Il se chargeait de toutes les démarches administratives pour le compte des clients rencontrés par son collaborateur étranger. Il possédait une entreprise dans l’agriculture et la pêche. C’est lui qui détenait une arme, un pistolet automatique, dont la possession était justifiée par une autorisation de port d’armes versée au dossier, selon son avocate. Il avait même été soupçonné d’être le commanditaire du crime, mais ses explications, solidement défendues par son conseil, ont convaincu le juge. Concernant les deux cachets vierges retrouvés chez lui, il a expliqué qu’il voulait les offrir au maire de Morarano Gara et à son adjoint, ses amis. Ils n’avaient pas encore été utilisés pour tamponner un quelconque document.

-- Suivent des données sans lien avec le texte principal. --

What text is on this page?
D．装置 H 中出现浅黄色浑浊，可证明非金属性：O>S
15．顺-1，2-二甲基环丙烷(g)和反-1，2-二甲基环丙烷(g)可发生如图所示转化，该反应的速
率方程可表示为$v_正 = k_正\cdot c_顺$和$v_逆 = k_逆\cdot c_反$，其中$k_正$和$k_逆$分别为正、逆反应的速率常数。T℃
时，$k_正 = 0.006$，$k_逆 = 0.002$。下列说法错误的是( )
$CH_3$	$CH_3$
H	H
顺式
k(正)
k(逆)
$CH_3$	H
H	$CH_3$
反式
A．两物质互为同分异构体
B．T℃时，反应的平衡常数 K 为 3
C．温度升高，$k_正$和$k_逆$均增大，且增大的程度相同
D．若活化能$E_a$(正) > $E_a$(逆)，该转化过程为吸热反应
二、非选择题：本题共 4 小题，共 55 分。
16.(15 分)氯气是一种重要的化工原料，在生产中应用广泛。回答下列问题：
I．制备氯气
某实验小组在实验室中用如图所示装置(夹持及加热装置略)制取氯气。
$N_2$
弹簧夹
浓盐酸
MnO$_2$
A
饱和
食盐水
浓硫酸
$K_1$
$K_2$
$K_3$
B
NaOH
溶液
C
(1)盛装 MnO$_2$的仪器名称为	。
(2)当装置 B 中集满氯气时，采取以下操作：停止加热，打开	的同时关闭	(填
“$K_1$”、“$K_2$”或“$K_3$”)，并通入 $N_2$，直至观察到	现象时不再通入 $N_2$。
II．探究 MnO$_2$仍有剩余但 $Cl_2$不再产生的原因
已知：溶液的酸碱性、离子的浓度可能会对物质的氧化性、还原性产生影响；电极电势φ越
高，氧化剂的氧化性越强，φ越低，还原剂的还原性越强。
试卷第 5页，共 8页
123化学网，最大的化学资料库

Les interrogatoires se sont concentrés sur un autre accusé, travaillant étroitement avec le Coréen poursuivi. Ce jeune homme s’occupait du dédouanement des biens importés par les défunts. Malgré le retard dénoncé comme une tentative de détournement, le container et tous les objets qu’il contenait étaient bel et bien arrivés à destination, comme l’atteste un acte notarial. Ces deux premiers accusés, sur lesquels le juge, la représentante du parquet général et les avocats se sont longuement penchés, affirment avoir porté secours aux victimes dans les heures ayant suivi l’attaque.

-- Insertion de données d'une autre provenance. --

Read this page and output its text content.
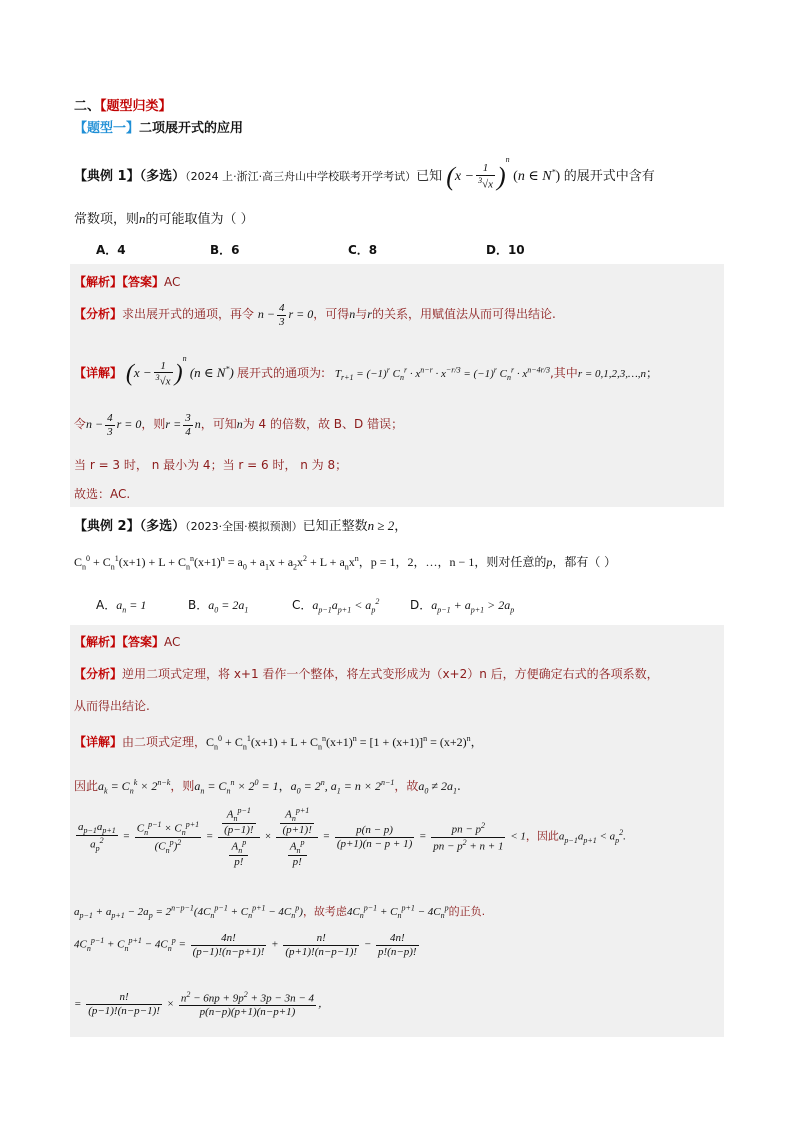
二、【题型归类】
【题型一】二项展开式的应用
【典例 1】（多选）（2024 上·浙江·高三舟山中学校联考开学考试）已知 $(x - \frac{1}{^3√x} )^n$ (n ∈ N*) 的展开式中含有
常数项，则n的可能取值为（ ）
A．4	B．6	C．8	D．10
【解析】【答案】AC
【分析】求出展开式的通项，再令 $n - \frac{4}{3}$ r = 0，可得n与r的关系，用赋值法从而可得出结论.
【详解】 $(x - \frac{1}{^3√x} )^n$ (n ∈ N*) 展开式的通项为: $T_{r+1} = (-1)^r$ $C_n^r \cdot x^{n-r} \cdot x^{-r/3} = (-1)^r$ $C_n^r \cdot x^{n-4r/3}$,其中r = 0,1,2,3,…,n；
令$n - \frac{4}{3}$ r = 0，则$r = \frac{3}{4}$ n，可知n为 4 的倍数，故 B、D 错误；
当 r = 3 时， n 最小为 4；当 r = 6 时， n 为 8；
故选：AC.
【典例 2】（多选）（2023·全国·模拟预测）已知正整数n ≥ 2，
$C_n^0 + C_n^1(x+1) + L + C_n^n(x+1)^n = a_0 + a_1x + a_2x^2 + L + a_nx^n$，p = 1，2，…，n − 1，则对任意的p，都有（ ）
A．$a_n = 1$	B．$a_0 = 2a_1$	C．$a_{p-1}a_{p+1} < a_p^2$	D．$a_{p-1} + a_{p+1} > 2a_p$
【解析】【答案】AC
【分析】逆用二项式定理，将 x+1 看作一个整体，将左式变形成为（x+2）n 后，方便确定右式的各项系数，
从而得出结论.
【详解】由二项式定理，$C_n^0 + C_n^1(x+1) + L + C_n^n(x+1)^n = [1 + (x+1)]^n = (x+2)^n$，
因此$a_k = C_n^k \times 2^{n-k}$，则$a_n = C_n^n \times 2^0 = 1$，$a_0 = 2^n$, $a_1 = n \times 2^{n-1}$，故$a_0 \ne 2a_1$.
$\frac{a_{p-1}a_{p+1}}{a_p^2} = \frac{C_n^{p-1} \times C_n^{p+1}}{(C_n^p)^2} = \frac{\frac{A_n^{p-1}}{(p-1)!}}{\frac{A_n^p}{p!}} \times \frac{\frac{A_n^{p+1}}{(p+1)!}}{\frac{A_n^p}{p!}} = \frac{p(n - p)}{(p+1)(n - p + 1)} = \frac{pn - p^2}{pn - p^2 + n + 1} < 1$，因此$a_{p-1}a_{p+1} < a_p^2$.
$a_{p-1} + a_{p+1} - 2a_p = 2^{n-p-1}(4C_n^{p-1} + C_n^{p+1} - 4C_n^p)$，故考虑$4C_n^{p-1} + C_n^{p+1} - 4C_n^p$的正负.
$4C_n^{p-1} + C_n^{p+1} - 4C_n^p = \frac{4n!}{(p-1)!(n-p+1)!} + \frac{n!}{(p+1)!(n-p-1)!} - \frac{4n!}{p!(n-p)!}$
= $\frac{n!}{(p-1)!(n-p-1)!} \times \frac{n^2 - 6np + 9p^2 + 3p - 3n - 4}{p(n-p)(p+1)(n-p+1)}$ ，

Le gardien et le chauffeur des défunts étaient également impliqués dans l’affaire. Ils étaient présents sur les lieux du crime au moment des faits, mais ne sont sortis de leur maison voisine qu’environ dix à quinze minutes après le départ des assaillants. Le gardien a déclaré qu’il dormait et n’avait rien entendu. Le chauffeur, lui, a affirmé avoir entendu trois coups de feu, avoir été menacé puis blessé par balle.
D’autres personnes présentées à la barre étaient des maçons travaillant chez les victimes, un autre gardien d’une propriété voisine, ainsi que des cultivateurs habitant à Ambohibolakely, où les traces de pas des bandits se sont effacées. Ces villageois, réputés pour leurs récidives et leur mauvaise conduite, ont été embarqués par les gendarmes, selon leurs propres dires devant les jurés. Un autre accusé a expliqué qu’il avait assisté aux obsèques des défunts à l’église et qu’il avait été arrêté par les gendarmes parce qu’il affichait une allure jugée suspecte en sortant pendant le culte. Il a précisé qu’il voulait simplement aller uriner.
Les dix-sept Malgaches accusés avaient été détenus provisoirement à la maison de force de Tsiafahy depuis le 14 mars 2025. Le crime avait eu lieu quelques jours plus tôt, dans la nuit du 21 au 22 février, au domicile fraîchement construit des deux pasteurs coréens.
Ces derniers avaient été attaqués sous les yeux de l’épouse du plus jeune, également coréenne. L’un a été abattu par balle, l’autre tué à coups de barre à mine. La plaignante, dans sa déposition, a affirmé avoir reconnu trois des assaillants, aucun ne portant de masque. Leur maison et la cour étaient bien éclairées cette nuit-là. Un mois plus tôt, en janvier, ils avaient déjà été attaqués par des bandits, mais son père et son mari avaient réussi à repousser les malfaiteurs, alors non armés.
Les corps des deux Coréens ont été incinérés au crématorium du Fasan’ny Karàna, où la communauté coréenne a fait une déclaration à la presse concernant cette affaire scandaleuse.